Taking advantage of the momentary lull, Auntie Banu launched into a moral story, as she always did in times of distress. She told them the story of a man who decided to travel the entire globe round and round, in an endeavor to escape his mortality. North and south, east and west, he wandered every which way he could. Once, in one of his numerous trips, he unexpectedly ran into Azrail, the angel of death, in Cairo. Azrail’s piercing gaze raked the man with a mysterious expression. He neither said a word nor followed him. The man right away abandoned Cairo, traveling nonstop thereafter until he arrived in a small, sleepy town in China. Thirsty and tired he rushed into the first tavern on his way. There, next to the table to which he was ushered, sat Azrail patiently waiting for him, this time with a relieved expression on his face. “I was so surprised to run into you in Cairo,” he rasped to the man, “for your destiny said it was here in China that we two would meet.”
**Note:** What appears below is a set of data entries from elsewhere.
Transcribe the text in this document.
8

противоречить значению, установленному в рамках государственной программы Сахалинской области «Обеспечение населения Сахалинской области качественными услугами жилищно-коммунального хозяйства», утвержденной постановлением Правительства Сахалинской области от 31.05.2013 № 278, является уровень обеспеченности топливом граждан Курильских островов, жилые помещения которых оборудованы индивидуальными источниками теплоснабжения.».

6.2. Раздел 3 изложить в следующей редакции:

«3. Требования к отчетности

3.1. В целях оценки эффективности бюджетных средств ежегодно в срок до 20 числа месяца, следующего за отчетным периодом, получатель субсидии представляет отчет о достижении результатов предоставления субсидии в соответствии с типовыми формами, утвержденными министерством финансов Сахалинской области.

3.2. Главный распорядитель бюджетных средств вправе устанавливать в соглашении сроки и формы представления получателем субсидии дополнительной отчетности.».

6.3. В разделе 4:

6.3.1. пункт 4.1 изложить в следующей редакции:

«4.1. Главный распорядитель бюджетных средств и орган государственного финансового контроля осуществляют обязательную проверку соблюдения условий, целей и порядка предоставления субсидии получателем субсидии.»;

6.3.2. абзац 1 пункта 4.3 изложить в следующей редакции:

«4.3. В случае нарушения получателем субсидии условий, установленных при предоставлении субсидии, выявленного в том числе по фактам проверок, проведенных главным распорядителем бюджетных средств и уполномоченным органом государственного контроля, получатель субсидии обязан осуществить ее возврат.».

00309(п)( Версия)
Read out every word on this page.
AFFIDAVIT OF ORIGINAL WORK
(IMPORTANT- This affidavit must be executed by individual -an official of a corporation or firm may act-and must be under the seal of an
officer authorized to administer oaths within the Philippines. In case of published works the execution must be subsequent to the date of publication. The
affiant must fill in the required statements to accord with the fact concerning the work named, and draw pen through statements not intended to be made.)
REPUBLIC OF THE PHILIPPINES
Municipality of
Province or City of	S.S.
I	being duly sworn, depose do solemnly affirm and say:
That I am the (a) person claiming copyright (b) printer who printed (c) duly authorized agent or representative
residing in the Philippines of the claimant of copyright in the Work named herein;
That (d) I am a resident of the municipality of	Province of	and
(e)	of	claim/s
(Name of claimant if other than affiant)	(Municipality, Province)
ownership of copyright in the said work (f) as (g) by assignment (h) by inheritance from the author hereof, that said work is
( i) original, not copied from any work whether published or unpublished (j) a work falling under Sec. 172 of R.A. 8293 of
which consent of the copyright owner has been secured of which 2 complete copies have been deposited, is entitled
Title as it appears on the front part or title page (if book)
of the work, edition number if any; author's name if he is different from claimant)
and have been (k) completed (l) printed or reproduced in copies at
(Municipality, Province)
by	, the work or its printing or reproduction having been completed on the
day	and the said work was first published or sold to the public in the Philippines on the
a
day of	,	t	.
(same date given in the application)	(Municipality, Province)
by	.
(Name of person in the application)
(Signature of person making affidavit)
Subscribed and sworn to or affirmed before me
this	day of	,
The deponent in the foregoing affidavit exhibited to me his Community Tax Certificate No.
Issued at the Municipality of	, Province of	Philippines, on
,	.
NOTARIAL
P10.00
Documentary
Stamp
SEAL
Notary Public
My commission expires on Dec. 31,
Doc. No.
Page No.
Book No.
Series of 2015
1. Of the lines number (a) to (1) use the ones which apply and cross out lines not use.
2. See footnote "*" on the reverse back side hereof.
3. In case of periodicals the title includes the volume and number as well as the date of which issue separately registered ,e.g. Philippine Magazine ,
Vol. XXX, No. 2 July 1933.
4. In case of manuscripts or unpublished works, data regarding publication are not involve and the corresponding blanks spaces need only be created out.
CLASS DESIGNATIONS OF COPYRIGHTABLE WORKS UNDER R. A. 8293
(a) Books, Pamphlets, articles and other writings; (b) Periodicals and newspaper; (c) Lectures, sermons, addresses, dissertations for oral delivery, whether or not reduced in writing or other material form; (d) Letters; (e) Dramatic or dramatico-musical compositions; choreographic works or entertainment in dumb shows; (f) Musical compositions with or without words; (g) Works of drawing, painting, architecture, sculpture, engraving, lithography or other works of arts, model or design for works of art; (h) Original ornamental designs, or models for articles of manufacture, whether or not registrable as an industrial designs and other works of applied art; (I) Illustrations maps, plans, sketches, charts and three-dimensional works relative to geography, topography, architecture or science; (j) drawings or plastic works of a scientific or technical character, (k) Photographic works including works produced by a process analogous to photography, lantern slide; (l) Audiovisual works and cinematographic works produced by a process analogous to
Asya knew this story by heart, just like she knew the many other stories repeatedly narrated under this roof. What she didn’t understand, and didn’t think she ever could, was the thrill her aunts derived from narrating a story of which the punch line was already known. The air in the living room grew snug, all too sheltered, enveloped by the recurrence of the routine, as if life were one long, uninterrupted rehearsal and everyone memorized their speech. During the ensuing minutes, as the women around her jumped from tittle-tattle to tittle-tattle, each story triggering the next, Asya perked up, looking quite unlike the girl she had been earlier this morning. Sometimes she herself was baffled by her own inconsistencies. How could she so begrudge the ones she loved most? It was as if her mood were a yo-yo, bobbing up and down, now incensed, now contented. In this respect too she resembled her mother.
A
simit
vendor’s monotonous voice infiltrated from the open window, piercing the ongoing chatter. Auntie Banu rushed to the window and popped her red head outside. “
Simitist! Simitist!
Come this way!” she yelled. “How much are they?”